Мне всё равно. Я его не понимаю. Стремительно надвигается маразм. А мой нянька бухтит и бухтит своим молодым задорным ртом. Я почти сплю. Не трынди! Дай мне наконец умереть!
— Эй, дед, не раскисай! Ты нам много чего рассказать должен. Ну о том... как там у вас? Ты с какой местности? С запада поди! Сюда западники попадают. Тут тоже запад. Так вот... Не расстраивайся. А слушай. Здесь у нас ни рай и ни ад. Ты попал на другую сторону земли. Здесь всё то же самое. Только у вас там земля плоская, а у нас тут что-то типа сферы: половинка шара, половинка мяча. Понятно? Ну так ученые наши говорят. Ну понял, дурында? В общем, мы живем на другой стороне планеты. Вы на одной стороне, а мы на другой! А между нами остов. Мы вот тут все аборигены плюс ваши люди — самоубийцы и дети. Ну те, которые захотели прыгнуть с обрыва. Ну и святые старцы тоже. Ха-ха-ха!
Парень фыркнул от смеха. А я не улавливаю смысл его слов. Его рубаха пахнет совсем по другому.

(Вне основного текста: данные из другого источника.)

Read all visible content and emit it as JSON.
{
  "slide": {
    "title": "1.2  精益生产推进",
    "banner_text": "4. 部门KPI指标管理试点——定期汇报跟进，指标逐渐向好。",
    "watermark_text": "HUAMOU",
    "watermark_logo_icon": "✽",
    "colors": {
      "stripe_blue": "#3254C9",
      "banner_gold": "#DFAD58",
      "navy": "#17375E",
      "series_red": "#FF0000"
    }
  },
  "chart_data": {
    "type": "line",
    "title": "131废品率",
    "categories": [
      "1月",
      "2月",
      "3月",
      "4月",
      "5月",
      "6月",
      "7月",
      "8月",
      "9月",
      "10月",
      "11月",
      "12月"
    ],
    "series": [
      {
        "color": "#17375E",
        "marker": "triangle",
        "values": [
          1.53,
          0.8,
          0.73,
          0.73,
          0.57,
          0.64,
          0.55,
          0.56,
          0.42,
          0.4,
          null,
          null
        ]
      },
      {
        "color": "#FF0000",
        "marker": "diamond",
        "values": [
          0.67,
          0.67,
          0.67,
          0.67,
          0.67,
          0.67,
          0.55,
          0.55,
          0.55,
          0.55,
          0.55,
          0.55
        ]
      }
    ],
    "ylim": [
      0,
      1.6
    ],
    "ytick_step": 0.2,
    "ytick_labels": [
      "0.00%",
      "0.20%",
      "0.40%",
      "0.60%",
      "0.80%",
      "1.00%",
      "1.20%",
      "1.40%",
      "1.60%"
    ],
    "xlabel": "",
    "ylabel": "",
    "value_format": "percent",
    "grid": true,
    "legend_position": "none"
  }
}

Из какой она ткани, не пойму! Серая с орнаментом. Не вижу орнамент. А тело пахнет мужским потом. Здоровым таким, в меру вонючим. Завидую? Нет, я просто хочу умереть. Плевать мне на их тела, на их письки, сиськи. Провалитесь вы все к чертовой матери!
— Дед, дед, ты живой! — этот проклятый метис трогает моё лицо. — Ты не пугайся! Ты мне брат, я твой брат, все мы братья. У нас тут земля чуть поменьше, чем у вас. Тебе покажут карту нашей земли. Вы её зовете просто землей, но мы то знаем, что есть две земли и между ними остов. Поэтому, дед, запоминай сразу: наша планета называется Калла. Мы как бы другой народ: помесь с вашим. А язык у нас — ваш. Представляешь как прикольно! Ваши с самых древних времен к нам прыгали. Уже и не отличишь — кто какого роду племени! Вот наши предки и решили, для удобства прыгунов, взять ваш язык. Представляешь, какая у нас тут смесь жуткая! Да ты не переживай, тут всё то же самое. Только нам воевать друг с другом смысла нет. Пока всех ваших прыгунов подберешь, вот и день прошел! Ха-ха-ха-ха! Шучу!
Метис весело заржал. Растревожил он меня, старика. Я открыл глаза. Впереди виднелись высокие и красные крыши домов, остроконечные башни, флаги.
— Вон она, моя деревня! — с гордостью указал парень. — Это сигнальная система для ваших шалунов. Ну чтобы издалека человеческое жильё видно было.
Мне все равно. Я знаю, что я пленник.
— Будем жить, деду! — выдохнул рыжеволосый. — Вот мы и дома. Держись!
Яркий размалеванный поселок медленно надвигался. Он пугал своей вышиной. А под ногами парня вдруг захлюпало болотце. Я забеспокоился, задрожал даже.
«Ах ты, старый хрыч! — сказал я сам себе мысленно. — Обосрался, от страха обосрался. Жить хочешь, поди?»